State Board of Education members, who have control over the DOE, have suggested a variety of proposals for school reform. It will be near the top of legislators' priority lists when they convene in February.

In discussing those ideas with lawmakers this month, state board President Wade Linger said regional education service agencies ought to be given more responsibilities for professional development programs aimed at teachers.

Judy Hale, president of the state chapter of the American Federation of Teachers, objects to that. The quality of professional development programs provided by the eight RESAs scattered throughout the state is poor, she argues.

Simply shifting administrators from the DOE in Charleston to RESAs at eight other locations does not address the consultant's complaint about top-heavy management of schools, Hale believes.
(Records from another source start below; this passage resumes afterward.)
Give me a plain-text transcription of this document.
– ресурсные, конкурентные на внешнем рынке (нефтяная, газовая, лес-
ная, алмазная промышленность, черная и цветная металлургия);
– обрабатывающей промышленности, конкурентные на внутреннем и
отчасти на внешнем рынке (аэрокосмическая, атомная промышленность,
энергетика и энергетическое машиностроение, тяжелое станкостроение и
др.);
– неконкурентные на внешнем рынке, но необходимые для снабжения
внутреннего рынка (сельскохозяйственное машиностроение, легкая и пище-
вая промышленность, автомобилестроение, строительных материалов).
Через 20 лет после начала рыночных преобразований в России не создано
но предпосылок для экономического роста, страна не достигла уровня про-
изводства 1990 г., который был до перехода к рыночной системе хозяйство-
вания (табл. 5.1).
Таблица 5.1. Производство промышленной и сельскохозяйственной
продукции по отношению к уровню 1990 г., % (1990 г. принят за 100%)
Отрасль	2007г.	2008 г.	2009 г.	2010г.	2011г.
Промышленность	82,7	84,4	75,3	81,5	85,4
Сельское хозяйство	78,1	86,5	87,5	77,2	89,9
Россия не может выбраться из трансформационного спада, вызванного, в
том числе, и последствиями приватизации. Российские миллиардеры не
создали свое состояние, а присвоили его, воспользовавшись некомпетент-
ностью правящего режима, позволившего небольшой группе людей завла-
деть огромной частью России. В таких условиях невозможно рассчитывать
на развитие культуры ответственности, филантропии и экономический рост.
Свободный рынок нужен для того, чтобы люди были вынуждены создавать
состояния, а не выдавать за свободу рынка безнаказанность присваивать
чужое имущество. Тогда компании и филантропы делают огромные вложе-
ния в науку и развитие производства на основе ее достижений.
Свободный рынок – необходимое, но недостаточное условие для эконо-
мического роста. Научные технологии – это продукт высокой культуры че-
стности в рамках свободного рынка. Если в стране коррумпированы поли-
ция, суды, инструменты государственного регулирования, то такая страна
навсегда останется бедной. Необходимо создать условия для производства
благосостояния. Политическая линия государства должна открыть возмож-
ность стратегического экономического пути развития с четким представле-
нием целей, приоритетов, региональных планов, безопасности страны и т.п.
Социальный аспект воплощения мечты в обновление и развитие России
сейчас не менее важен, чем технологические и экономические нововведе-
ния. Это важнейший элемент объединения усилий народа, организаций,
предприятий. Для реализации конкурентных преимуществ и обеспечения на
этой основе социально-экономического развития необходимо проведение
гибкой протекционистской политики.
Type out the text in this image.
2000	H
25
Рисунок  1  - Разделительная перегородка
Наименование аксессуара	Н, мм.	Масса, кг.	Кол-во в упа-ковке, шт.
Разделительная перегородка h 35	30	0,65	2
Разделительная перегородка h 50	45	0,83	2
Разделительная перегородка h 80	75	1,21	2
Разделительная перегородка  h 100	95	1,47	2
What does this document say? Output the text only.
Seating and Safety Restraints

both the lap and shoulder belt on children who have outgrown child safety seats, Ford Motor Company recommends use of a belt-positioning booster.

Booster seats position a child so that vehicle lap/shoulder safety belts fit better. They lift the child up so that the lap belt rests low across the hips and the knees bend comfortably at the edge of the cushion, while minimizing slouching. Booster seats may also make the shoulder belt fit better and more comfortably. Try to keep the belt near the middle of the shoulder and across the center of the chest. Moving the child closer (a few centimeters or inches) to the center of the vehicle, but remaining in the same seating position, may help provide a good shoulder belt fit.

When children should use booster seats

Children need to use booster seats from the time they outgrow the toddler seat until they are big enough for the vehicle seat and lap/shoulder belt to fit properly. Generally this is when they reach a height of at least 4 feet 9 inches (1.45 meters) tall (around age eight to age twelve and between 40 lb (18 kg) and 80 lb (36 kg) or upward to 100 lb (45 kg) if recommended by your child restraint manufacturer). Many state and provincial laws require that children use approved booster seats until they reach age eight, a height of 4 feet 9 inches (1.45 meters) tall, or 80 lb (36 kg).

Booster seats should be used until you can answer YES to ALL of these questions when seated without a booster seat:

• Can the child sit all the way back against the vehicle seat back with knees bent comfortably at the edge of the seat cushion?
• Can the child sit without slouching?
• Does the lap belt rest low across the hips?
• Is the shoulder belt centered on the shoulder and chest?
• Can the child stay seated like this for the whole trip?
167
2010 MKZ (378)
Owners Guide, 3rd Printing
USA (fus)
She is correct, at least to an extent. Merely relocating personnel that some teachers and administrators at the local level view as state bureaucrats will save no money and give educators little, if any, new flexibility. If that is Linger's plan, it should be rejected.

But - and this is a big "but" - RESAs were established in the first place to provide county school systems with services they could not afford on their own, or which could be offered more economically in a multi-county format. In some ways they do a very good job of that.

If improvements are needed in how RESAs provide services such as professional development training, they should be made. And the agencies should not be viewed as merely new homes for DOE bureaucrats.

RESAs can be important parts of public school reform, possibly playing greater roles than they do now. Legislators should take advantage of what RESAs can do well to improve schools and spend taxpayers' money more efficiently.